40 pediatric patients with inherited metabolic diseases undergoing a cord blood transplant will be treated in the multi-site Phase III clinical study. The primary goal of the study is to determine if ALD-101 can accelerate the restoration of circulating platelets. A 24-patient Phase I/II study of ALD-101 was previously conducted and a statistically significant reduction in the time to platelet engraftment was observed in patients receiving ALD-101 as part of a cord blood transplant compared to patients who had received a cord blood transplant without ALD-101 in an earlier independent clinical trial.
There are several stories here, but let’s first give a hat tip to Don Margolis for blogging this article about little Lydia Olmsted, born with an ocular defect, septo-optic dysplasia. You may recall reading about another little girl here, Rylea, born with another ocular defect, optic nerve hypoplasia.
So, what are the stories here?
First, hope where there was none. Lydia can see better after having traveled to China to receive therapies derived from umbilical cord cells. Just like Rylea.
These therapies are not FDA approved. American stem cell scientists as well as other medical professionals warn patients to be cautious because these treatments have not been submitted to the protocols required in FDA clinical trials.
But both these families are well-informed about the novelty of the treatments they have submitted their daughters to. Both the girls can see things they could not before. American physicians time and time again offered them no hope. What would you do? And what do future families stand to gain because these families were willing to not only take the risk, but in addition, pay for it, too?

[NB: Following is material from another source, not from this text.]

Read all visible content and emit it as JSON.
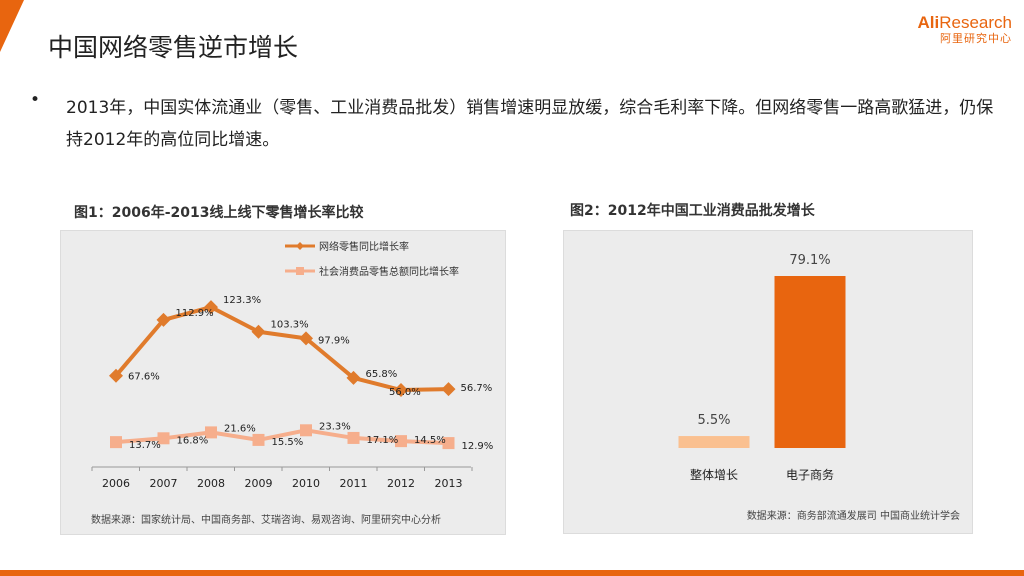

How many opportunities, therapies, and cures have we lost (to foreign researchers?) . . . not because of caution, but because of a pathological obsession with the use of embryonic stem cells? Where would be now if all those minds, all that talent, and truly — all that money had gone to adult stem cell research?
True science is creative. Imaginative and resourceful minds show us that ethical boundaries don’t inhibit productive research. Scientists on a quest to study cystic fibrosis found that genetic mutations in mice could not replicate the disease as it is expressed in humans, so they turned to pigs. Yet, even the genetically altered pigs were not able to inherit full blown cystic fibrosis. That didn’t stop them either. Thinking outside the petri dish offered a solution. Relying on natural reproduction – good old -fashioned breeding, the Iowa researchers are expecting their first batch of baby pigs with cystic fibrosis any time now. These little piggies with cystic fibrosis will pretty closely model their human counterparts.
The moral of the story? Even on the quest to save lives, real science need not destroy embryonic humans.